L’amore vero non è mai violento

Quante volte ci è capitato di sentire in televisione o sui giornali la notizia di una donna uccisa o violentata. Non da una persona qualunque, ma da un ex fidanzato, da un compagno, da un marito: figure che non avrebbero dovuto far altro che proteggerla e rispettarla. In una parola: amarla.  

La violenza su una donna – che sfocia purtroppo, nei casi più gravi, nel femminicidio – non è sintomo di amore, neanche lontanamente! 

Analizzando i dati ISTAT, la curva che segna l’andamento di questi fenomeni nel nostro Paese, a partire dal 1990, ha subito una crescita esponenziale e mostra come il 12.5% delle vittime abbia un’età inferiore ai 24 anni e nell’8.6% dei casi si tratti addirittura di minorenni. Ma ciò che rende questi dati ancor più agghiaccianti è la giustificazione serpeggiante che l’uomo abbia il diritto di possedere la donna, ritenendosi superiore e sottraendo sé stesso, in tal modo, ad un esame interiore che, invece, porterebbe allo sgretolamento delle radici su cui il problema poggia.

Troppo spesso, ormai, un uomo preferisce far del male alla donna che dice di amare, facendo prevalere i suoi bisogni e le sue volontà, come nel caso di Giulia Cecchettin.
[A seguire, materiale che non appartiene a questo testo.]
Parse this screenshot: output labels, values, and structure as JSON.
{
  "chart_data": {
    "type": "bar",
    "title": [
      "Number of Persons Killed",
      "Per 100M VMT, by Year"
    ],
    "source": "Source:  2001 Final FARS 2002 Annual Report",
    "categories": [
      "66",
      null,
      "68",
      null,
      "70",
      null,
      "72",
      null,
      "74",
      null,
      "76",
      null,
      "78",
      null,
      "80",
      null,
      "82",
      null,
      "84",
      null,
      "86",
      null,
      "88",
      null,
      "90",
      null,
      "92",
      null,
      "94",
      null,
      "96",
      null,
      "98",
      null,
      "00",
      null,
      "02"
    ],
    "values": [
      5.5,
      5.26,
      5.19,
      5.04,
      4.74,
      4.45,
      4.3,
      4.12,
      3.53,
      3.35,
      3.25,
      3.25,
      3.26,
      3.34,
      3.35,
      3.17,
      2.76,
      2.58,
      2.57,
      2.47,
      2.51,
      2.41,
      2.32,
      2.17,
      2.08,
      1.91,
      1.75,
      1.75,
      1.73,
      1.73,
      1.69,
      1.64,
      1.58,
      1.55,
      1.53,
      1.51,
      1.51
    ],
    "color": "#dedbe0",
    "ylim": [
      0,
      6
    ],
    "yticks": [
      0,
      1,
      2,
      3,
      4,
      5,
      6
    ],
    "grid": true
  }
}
Centocinquesimo femminicidio da inizio anno in Italia, orrendo assassinio avvenuto per mano dell’ex fidanzato, che ha preferito rubare una vita piuttosto che usare la propria ragione e considerare la sua donna eguale a lui nei diritti. 
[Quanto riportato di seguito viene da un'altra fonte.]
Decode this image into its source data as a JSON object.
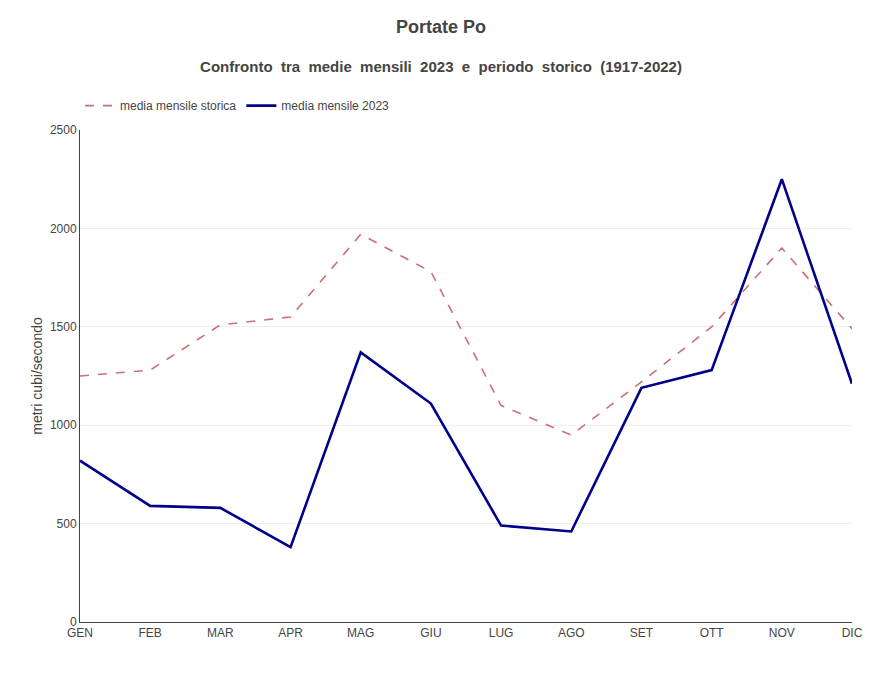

Un uomo che tratta male e non rispetta una donna non è un Uomo. Per secoli le donne sono state succubi degli uomini, costrette a reprimere le proprie libertà: ora si parla continuamente di sviluppo sociale e di libertà delle donne, ma le continue violenze che noi donne subiamo stanno mandando in fumo tutti i passi fatti in avanti. 
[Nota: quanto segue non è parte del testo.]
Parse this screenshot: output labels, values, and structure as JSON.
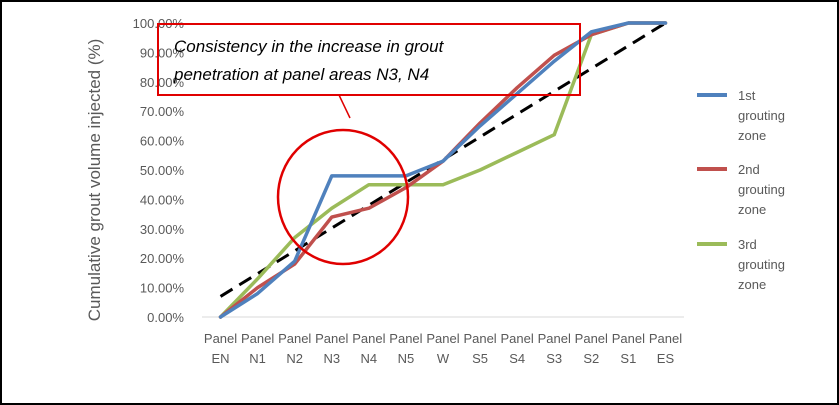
{
  "chart_data": {
    "type": "line",
    "title": "",
    "ylabel": "Cumulative grout volume injected (%)",
    "xlabel": "",
    "categories": [
      "Panel EN",
      "Panel N1",
      "Panel N2",
      "Panel N3",
      "Panel N4",
      "Panel N5",
      "Panel W",
      "Panel S5",
      "Panel S4",
      "Panel S3",
      "Panel S2",
      "Panel S1",
      "Panel ES"
    ],
    "y_tick_labels": [
      "0.00%",
      "10.00%",
      "20.00%",
      "30.00%",
      "40.00%",
      "50.00%",
      "60.00%",
      "70.00%",
      "80.00%",
      "90.00%",
      "100.00%"
    ],
    "ylim": [
      0,
      100
    ],
    "grid": false,
    "legend_position": "right",
    "series": [
      {
        "name": "1st grouting zone",
        "color": "#4f81bd",
        "values": [
          0,
          8,
          19,
          48,
          48,
          48,
          53,
          65,
          76,
          87,
          97,
          100,
          100
        ]
      },
      {
        "name": "2nd grouting zone",
        "color": "#c0504d",
        "values": [
          0,
          10,
          18,
          34,
          37,
          44,
          53,
          66,
          78,
          89,
          96,
          100,
          100
        ]
      },
      {
        "name": "3rd grouting zone",
        "color": "#9bbb59",
        "values": [
          0,
          13,
          27,
          37,
          45,
          45,
          45,
          50,
          56,
          62,
          96,
          100,
          100
        ]
      }
    ],
    "trendline": {
      "style": "dashed",
      "color": "#000000",
      "start_value": 7,
      "end_value": 100
    },
    "annotation": {
      "text_line1": "Consistency in the increase in grout",
      "text_line2": "penetration at panel areas N3, N4",
      "box_color": "#e00000",
      "circle_color": "#e00000"
    }
  }
}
Si dice che bisogna fidarsi di chi ci ama e che amiamo. Ma come facciamo? Come si può fidare di un coetaneo una ragazza che viva il costante timore di subire del male fisico o psicologico? Come si fa a dar voce alla nostra libertà se bisogna temere per la nostra incolumità, passeggiando semplicemente per strada di sera? Come facciamo ad amare noi stesse in primis, se dobbiamo sentirci costantemente sotto giudizio degli uomini per un abito o un comportamento? 

È il momento che anche gli uomini capiscano la gravità della situazione, perché non è più un caso sporadico. È una paura cucita sulla pelle di ognuna di noi, sin da piccole, che nessuno riesce a estirpare. 

Nessuno potrà ripagare Giulia Cecchettin, Roberta Siragusa, Yara Gambirasio e decine di altre ragazze per la vita che è stata sottratta loro. Nessuno potrà riportare indietro a ognuna di noi la libertà tòltaci in questi anni, sprecati a lottare per salvaguardare la nostra sopravvivenza, minata anche dai “bravi ragazzi”. 

È il momento che gli uomini prendano posizione e non si nascondano dietro il “non siamo tutti uguali”. La violenza non ha nulla a che fare con l’amore, ed è ora che sia chiaro a tutti, perché l’indifferenza equivale a coprire l’orrore.